Von Peter Steinert, 13.02.2020

Ein Tag im Winter

Die dunkle Jahreszeit? Oder bringt der Winter endlich Raum für Ruhe und Gemütlichkeit? Eine Playlist, die durch die kalten und warmen Stunden eines Wintertages führt.

Der deutsche Winter ist ungemütlich. Es ist grau, es nieselt und stürmt, die Nässe kriecht in jede Faser, man geht im Dunkeln aus dem Haus und kommt abends wieder im Dunkeln zurück. Das kann bedrückend sein. Durch die trüben Tage trägt Musik, die die Starre umspielt und verarbeitet.
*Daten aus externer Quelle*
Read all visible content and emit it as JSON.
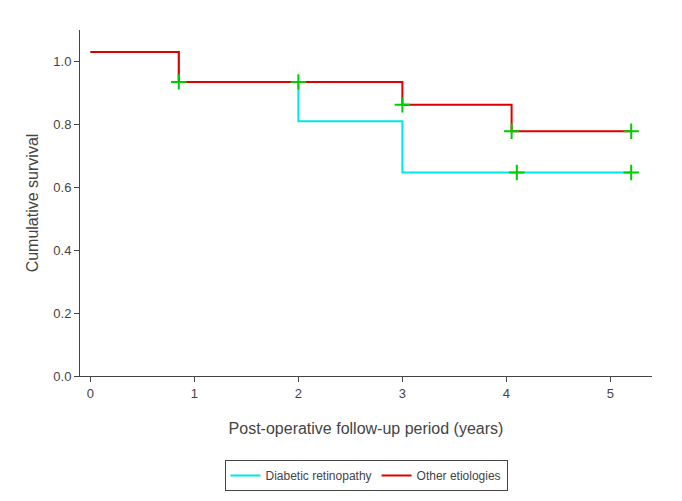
{
  "chart_data": {
    "type": "line",
    "xlabel": "Post-operative follow-up period (years)",
    "ylabel": "Cumulative survival",
    "xlim": [
      -0.1,
      5.4
    ],
    "ylim": [
      0.0,
      1.1
    ],
    "xticks": [
      0,
      1,
      2,
      3,
      4,
      5
    ],
    "yticks": [
      {
        "value": 0.0,
        "label": "0.0"
      },
      0.2,
      0.4,
      0.6,
      0.8,
      {
        "value": 1.0,
        "label": "1.0"
      }
    ],
    "grid": false,
    "legend": "bottom",
    "series": [
      {
        "name": "Diabetic retinopathy",
        "color": "#00e5e5",
        "line_style": "solid",
        "x": [
          0,
          0.85,
          0.85,
          2.0,
          2.0,
          3.0,
          3.0,
          5.2
        ],
        "values": [
          1.03,
          1.03,
          0.935,
          0.935,
          0.81,
          0.81,
          0.647,
          0.647
        ]
      },
      {
        "name": "Other etiologies",
        "color": "#dd0000",
        "line_style": "solid",
        "x": [
          0,
          0.85,
          0.85,
          2.0,
          2.0,
          3.0,
          3.0,
          4.05,
          4.05,
          5.2
        ],
        "values": [
          1.03,
          1.03,
          0.935,
          0.935,
          0.935,
          0.935,
          0.862,
          0.862,
          0.778,
          0.778
        ]
      },
      {
        "type": "scatter",
        "marker": "cross",
        "color": "#00cc00",
        "x": [
          0.85,
          2.0,
          4.1,
          5.2
        ],
        "values": [
          0.935,
          0.935,
          0.647,
          0.647
        ]
      },
      {
        "type": "scatter",
        "marker": "cross",
        "color": "#00cc00",
        "x": [
          3.0,
          4.05,
          5.2
        ],
        "values": [
          0.862,
          0.778,
          0.778
        ]
      }
    ]
  }
}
Das beginnt schon am Morgen. Der Wecker spielt die ersten Töne von „Hedron“, einem Song der kanadischen Instrumental-Band BADBADNOTGOOD, und sofort malt das Vibrafon Bilder von klirrenden Eiszapfen in die Luft. Dieser Eindruck schmilzt jedoch schnell durch die ruhigen Töne von Klavier und Bass zu einem gemütlich treibenden Rinnsal, das erst mit der Zeit durch Schlagzeug und Bass wieder an Größe gewinnt.

Eine ähnliche Sicherheit geben die Chorstücke „Aller Augen warten auf dich, Herre“ von Heinrich Schütz und der erste Einzelsatz „Jesu, meine Freude“ aus Johann Sebastian Bachs gleichnamiger Motette. Die Gesangsstimmen greifen so gut ineinander, dass sie wie ein Zauber wirken: Das harmonische Gerüst der Stimmen schafft Geborgenheit, jegliche Kälte von außen prallt daran ab.

Wie Kinder, die durch herabfallende Schneeflocken rennen, schlicht glücklich darüber, dass etwas so Simples so schön sein kann.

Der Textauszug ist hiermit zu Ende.